The independent healthcare network is dwarfed, obviously, by the likes of New Hyde Park-based Northwell Health, New York State’s largest healthcare system by number of patients and number of providers, and the state’s largest private employer.

But with member physicians specializing in allergies, bariatric surgery, OB/GYN, psychiatry, neuroradiology and several other key practice areas, the new quasi-network is hardly lacking for second opinions and treatment options.

And with the bulk of those non-health system-affiliated physicians practicing in Queens and points east, all those interconnected specialty healthcare options are now available to one of New York’s most densely populated corridors.

“The primary mission of the partnership is to provide the residents of communities from Queens to the East End … with the right care at the right time, in the right place,” said New York Medical Partners Chief Executive Officer Kevin Lawlor, who noted “improved communication, coordination and collaboration” between independent practices through the strategic alliance.

Besides the easy referrals and specialty access, Lawlor – who previously was part of that much larger Northwell Health system, serving more than 10 years as president and CEO of Huntington Hospital – referenced a second unifying vein running through the independent-physicians network: a commitment to topflight care.

“Member physicians of each group share the same dedication to the patient-physician relationship, and the complete medical needs of their patients,” he said.

Founded in 2011, the primary goal of the IPANS is to “unite physicians to keep them independent,” according to Executive Director Michael Guarino, who heads a clinically integrated network centered on digital patient-health information services that facilitate cost-effective care, improving patient outcomes and provider satisfaction.

New York Medical Partners was recently designated an Accountable Care Organization by Medicare.

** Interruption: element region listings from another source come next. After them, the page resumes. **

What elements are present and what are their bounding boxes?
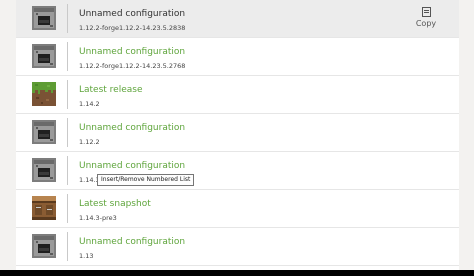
tooltip: Insert/Remove Numbered List — [97, 174, 195, 186]
installation-version: 1.12.2-forge1.12.2-14.23.5.2768 — [79, 62, 186, 70]
launcher-installations-page: Unnamed configuration 1.12.2-forge1.12.2… — [0, 0, 474, 276]
row-divider — [67, 4, 68, 33]
row-divider — [67, 80, 68, 109]
installation-version: 1.13 — [79, 252, 94, 260]
installations-list: Unnamed configuration 1.12.2-forge1.12.2… — [16, 0, 459, 266]
row-divider — [67, 118, 68, 147]
row-divider — [67, 42, 68, 71]
furnace-icon — [32, 44, 56, 68]
copy-label: Copy — [415, 19, 437, 28]
left-margin — [0, 0, 16, 270]
copy-button[interactable]: Copy — [411, 7, 441, 31]
bottom-bar — [0, 270, 474, 276]
installation-version: 1.12.2-forge1.12.2-14.23.5.2838 — [79, 24, 186, 32]
installation-version: 1.14.2 — [79, 100, 100, 108]
row-divider — [67, 232, 68, 261]
installation-row[interactable]: Latest release 1.14.2 — [16, 76, 459, 114]
installation-version: 1.14.3-pre3 — [79, 214, 117, 222]
installation-name: Unnamed configuration — [79, 161, 186, 171]
furnace-icon — [32, 234, 56, 258]
installation-row[interactable]: Unnamed configuration 1.13 — [16, 228, 459, 266]
installation-row[interactable]: Unnamed configuration 1.12.2 — [16, 114, 459, 152]
installation-name: Unnamed configuration — [79, 9, 186, 19]
furnace-icon — [32, 6, 56, 30]
row-divider — [67, 156, 68, 185]
installation-name: Unnamed configuration — [79, 237, 186, 247]
installation-name: Latest release — [79, 85, 143, 95]
copy-icon — [411, 7, 441, 17]
installation-name: Unnamed configuration — [79, 123, 186, 133]
row-divider — [67, 194, 68, 223]
grass-block-icon — [32, 82, 56, 106]
installation-row[interactable]: Unnamed configuration 1.12.2-forge1.12.2… — [16, 0, 459, 38]
installation-row[interactable]: Unnamed configuration 1.14.3 — [16, 152, 459, 190]
crafting-table-icon — [32, 196, 56, 220]
installation-name: Unnamed configuration — [79, 47, 186, 57]
right-margin — [459, 0, 474, 270]
installation-row[interactable]: Unnamed configuration 1.12.2-forge1.12.2… — [16, 38, 459, 76]
furnace-icon — [32, 120, 56, 144]
furnace-icon — [32, 158, 56, 182]
installation-version: 1.12.2 — [79, 138, 100, 146]
installation-name: Latest snapshot — [79, 199, 151, 209]
installation-row[interactable]: Latest snapshot 1.14.3-pre3 — [16, 190, 459, 228]
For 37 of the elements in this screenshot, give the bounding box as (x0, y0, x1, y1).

The title denotes healthcare providers, from single doctors to entire institutions, who voluntarily unite to coordinate care for Medicare patients.

The NYMP was founded by several community-based independent physicians in conjunction with the South Nassau Independent Physician Association, an offshoot of South Nassau Communities Hospital.

While the new quasi-network is built on the backs of independent practitioners, some of them may find themselves part of a larger world, and fairly soon. Non-affiliated, 455-bed South Nassau Communities announced in May that it was in “exclusive negotiations” to become part of the Mount Sinai Health System, with negotiations projected to extend through the summer.